There are limitations to our study. We did not have a sufficient number of males to draw firm conclusions regarding gender differences in RTA or the association of RTA and fragility. However, we found no significant interaction between RTA and gender with regard to vertebral fractures, suggesting that RTA had similar predictive value in both men and women. Another limitation is the inclusion of both treated and untreated subjects. However, we found no significant effect of treatment in the multivariate analyses in Table 4 and no interaction between treatment and RTA. Further, as mentioned earlier, we observed that the association between vertebral fractures and the RTA feature beta was stronger in treated patients. On the other hand, inclusion of treated subjects makes our results more applicable to the broad range of subjects referred for bone densitometry, many of whom are currently receiving treatment for osteoporosis.

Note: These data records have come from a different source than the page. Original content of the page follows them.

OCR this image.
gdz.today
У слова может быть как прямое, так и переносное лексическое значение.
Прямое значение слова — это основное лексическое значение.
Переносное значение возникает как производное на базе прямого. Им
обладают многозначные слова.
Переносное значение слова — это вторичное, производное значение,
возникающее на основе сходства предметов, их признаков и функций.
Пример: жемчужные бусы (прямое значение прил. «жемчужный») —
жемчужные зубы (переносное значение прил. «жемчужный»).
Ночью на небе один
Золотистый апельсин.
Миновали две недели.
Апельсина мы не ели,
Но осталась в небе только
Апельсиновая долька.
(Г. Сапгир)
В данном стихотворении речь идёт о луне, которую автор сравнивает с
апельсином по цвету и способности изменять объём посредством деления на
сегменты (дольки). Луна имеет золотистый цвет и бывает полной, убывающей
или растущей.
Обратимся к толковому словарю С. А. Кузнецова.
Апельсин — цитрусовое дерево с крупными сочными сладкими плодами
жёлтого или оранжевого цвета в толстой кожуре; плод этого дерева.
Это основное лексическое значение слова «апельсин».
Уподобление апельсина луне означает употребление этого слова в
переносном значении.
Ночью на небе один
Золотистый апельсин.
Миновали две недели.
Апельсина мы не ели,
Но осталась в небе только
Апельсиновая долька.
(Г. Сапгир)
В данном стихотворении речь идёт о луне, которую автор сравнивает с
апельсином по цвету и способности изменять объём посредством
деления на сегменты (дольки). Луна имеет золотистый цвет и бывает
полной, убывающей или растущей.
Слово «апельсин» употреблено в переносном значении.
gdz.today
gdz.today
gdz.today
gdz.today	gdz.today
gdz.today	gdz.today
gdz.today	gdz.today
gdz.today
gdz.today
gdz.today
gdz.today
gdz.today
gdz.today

Another possible limitation is that we used a convenience sample and did not include all patients referred for densitometry. Because many of our study subjects are clinic patients of the first author (TJV), who has an osteoporosis referral practice, they are likely to be more “osteoporotic” than the general densitometry population, an assumption confirmed by higher age and lower BMD of the study population compared with all subjects referred for BMD testing to our facility during the same time period (see Methods). Arguably, however, this relatively high-risk patient population is the group where a further refinement of fracture risk would be most useful. Finally, PIXI densitometer is no longer produced commercially, and in addition, the instrument we used was not an ordinary PIXI but was especially equipped with a high-resolution camera. However, our findings are a proof of concept and can be applied to either another commercially available system (described in refs. (25) and (32)) or can lead to the development of new technology aimed at combining assessment of both bone mass and bone structure using a portable system.

In conclusion, we found that RTA performed on densitometric calcaneal images had a significant association with prevalent vertebral fractures even when controlling for clinical risk factors and BMD. This suggests that RTA provides additional information about bone fragility not captured by currently used predictors.